An ATB airport bus (every 20mins; €2.10/€3 on board, €5 with 24hr city transport) takes 20mins to reach Bergamo train station and then onto the High Town.

The same company runs city buses, €1.25 a single ticket, €3.50 a day pass. A taxi (+39 035 451 9090) to town should cost around €15.

Where to Drink

The best pubs and bars for football fans

Upper Town haunts by the funicular terminus include Tucans, the Fly Pub (via Gombito 28A) and the more local Birreria Bergamo Alta, with seven beers on tap, most sold by the litre, 350cl ‘shuttle’ and more conventional measures.

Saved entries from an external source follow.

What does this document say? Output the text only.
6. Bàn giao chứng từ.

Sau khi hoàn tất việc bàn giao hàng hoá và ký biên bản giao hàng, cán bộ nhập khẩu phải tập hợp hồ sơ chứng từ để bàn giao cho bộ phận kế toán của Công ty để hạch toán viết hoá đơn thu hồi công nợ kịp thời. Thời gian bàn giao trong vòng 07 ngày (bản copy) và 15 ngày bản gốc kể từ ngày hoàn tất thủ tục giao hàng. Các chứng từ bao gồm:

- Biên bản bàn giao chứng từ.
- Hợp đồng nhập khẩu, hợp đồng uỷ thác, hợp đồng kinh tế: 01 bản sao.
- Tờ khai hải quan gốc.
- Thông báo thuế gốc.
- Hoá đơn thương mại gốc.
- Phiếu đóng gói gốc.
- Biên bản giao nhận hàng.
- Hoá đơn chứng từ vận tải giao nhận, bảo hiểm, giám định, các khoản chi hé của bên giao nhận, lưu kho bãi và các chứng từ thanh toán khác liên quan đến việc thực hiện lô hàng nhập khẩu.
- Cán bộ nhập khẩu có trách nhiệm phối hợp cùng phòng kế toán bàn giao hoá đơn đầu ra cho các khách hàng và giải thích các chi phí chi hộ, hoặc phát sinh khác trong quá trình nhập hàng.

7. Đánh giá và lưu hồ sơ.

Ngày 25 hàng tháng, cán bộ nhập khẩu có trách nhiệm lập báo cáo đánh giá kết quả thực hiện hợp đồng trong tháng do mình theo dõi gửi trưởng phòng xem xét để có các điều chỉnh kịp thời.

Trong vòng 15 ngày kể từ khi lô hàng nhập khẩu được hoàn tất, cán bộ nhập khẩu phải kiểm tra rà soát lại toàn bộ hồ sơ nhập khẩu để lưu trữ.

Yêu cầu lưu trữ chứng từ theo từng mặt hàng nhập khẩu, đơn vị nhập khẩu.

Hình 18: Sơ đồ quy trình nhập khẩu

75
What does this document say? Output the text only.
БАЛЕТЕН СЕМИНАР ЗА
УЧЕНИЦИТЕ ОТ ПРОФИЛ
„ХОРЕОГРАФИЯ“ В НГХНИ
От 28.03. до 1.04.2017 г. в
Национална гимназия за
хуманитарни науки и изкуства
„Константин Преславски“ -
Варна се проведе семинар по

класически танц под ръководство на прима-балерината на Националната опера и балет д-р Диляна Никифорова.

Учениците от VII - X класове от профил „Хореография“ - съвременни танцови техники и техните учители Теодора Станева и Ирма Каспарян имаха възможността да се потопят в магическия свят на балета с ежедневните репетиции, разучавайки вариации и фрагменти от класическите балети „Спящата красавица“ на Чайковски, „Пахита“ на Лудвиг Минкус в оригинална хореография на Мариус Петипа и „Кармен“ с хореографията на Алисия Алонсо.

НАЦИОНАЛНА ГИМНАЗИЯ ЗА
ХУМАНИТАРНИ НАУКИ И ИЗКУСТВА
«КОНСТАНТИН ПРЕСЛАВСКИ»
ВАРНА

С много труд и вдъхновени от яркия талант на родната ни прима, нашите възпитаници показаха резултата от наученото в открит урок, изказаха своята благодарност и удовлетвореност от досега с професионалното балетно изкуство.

Near the Basilica, Pub Sant’ Orsola on the street of the same name shows sport a-plenty.

In the Lower Town, the key place is the evening-only Ritual Pub (via San Francesco D’Assissi 1), off the main drag from the station.

Close to Gasperini’s gaff off Large Cinque Vie, cult bar Pivo is run by the affable Dabel, his heart long given over to Atalanta and punk rock. His first venture was due to open the very day Covid-ravaged Bergamo closed for business. Eventually unveiled in 2021, it has won over a regular crowd thanks to big-screen sport and rare craft beers at fair prices. You’ll find it at via Gianbattista Moroni 11. Open from late afternoon, closed Mondays. 

Where to stay

The best hotels for the stadium and city centre

The Bergamo Tourist Office has a hotel-booking service.

Taking advantage of the early-morning budget-air traffic, a number of locals have converted their flats for tourist accommodation, such as Early Leaving Bergamo Airport, by chance the nearest lodging to the stadium. Airport transfer is included in the price.

A more conventional B&B is the Accademia, halfway between town and the stadium, close to the equally affordable Santa Caterina.

In town, the Excelsior San Marco is a reliably traditional four-star while the former three-, now four-star Hotel Piemontese offers a convenient location opposite the station.